All-cause mortality for the patients included in the study was 30.9%, similar to the one found in other significant research on the subject [3,32]. AKI is known to be an independent risk factor for in-hospital mortality [2]. Our research showed that patients which developed AKI had twice the mortality rate of septic patients without AKI, in concordance with other important works [33,34]. A possible limitation in our study was the fact that we did not calculate mortality with adjustments for SOFA or APACHE II scores.

The renal outcome at 28 day or upon discharge among survivors was similar in the two studied groups, but a larger study is needed in order to confirm these findings. The number of ICU days among the two groups showed no statistically significant difference (19.3 ± 14.4 in the oliguric/anuric group compared to 17.4 ± 13.9 in the normal urinary output group, p = 0.70), but due to the small sample size, further research is needed to confirm this result.

Our study has several limitations. Due to the complex exclusion criteria, which had the purpose of reducing the bias generated by the hemodynamic monitoring (e.g., severe valvular diseases may impair the results of the transpulmonary thermodilution hemodynamic monitoring parameters), our results cannot be extrapolated to all septic patients. Moreover, the sample size was also limited, and the study is underpowered; more research is needed in order to confirm these results.

The lack of temporal relationship as AKI onset after sepsis onset is probably the biggest weakness in research method.

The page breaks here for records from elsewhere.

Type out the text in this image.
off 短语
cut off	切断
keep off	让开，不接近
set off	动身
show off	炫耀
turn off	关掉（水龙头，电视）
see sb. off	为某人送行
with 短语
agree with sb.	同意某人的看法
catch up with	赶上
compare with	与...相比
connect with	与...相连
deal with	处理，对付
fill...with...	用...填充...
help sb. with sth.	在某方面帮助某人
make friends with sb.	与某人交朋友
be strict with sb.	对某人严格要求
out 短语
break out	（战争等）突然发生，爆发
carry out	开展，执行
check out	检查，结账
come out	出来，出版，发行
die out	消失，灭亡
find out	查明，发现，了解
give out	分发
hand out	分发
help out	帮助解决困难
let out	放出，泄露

Another limitation of our study is related to the ROC AUC values which are modest, especially in the context of the multiple factors involved in the onset and persistence of oliguria and sepsis related AKI. Furthermore, the differences in baseline characteristics and number of patients in the two groups are possible factors for further errors. The results obtained through a case control experimental design, matched for selected baseline factors, could support the results obtained in this observational study; further research is needed.

5. Conclusions

Severe vasoplegia in the first 24 h of sepsis is associated with a higher risk of sepsis induced AKI. The SOFA and cardiovascular SOFA may help identify patients at risk for sepsis-induced AKI. Renal outcome in patients with sepsis and septic shock may be predicted by a persistent low SVI (≤32 nmL/m2/beat) and low GEDI (<583 mL/kg) after the initial fluid resuscitation. Further research is needed to confirm these results.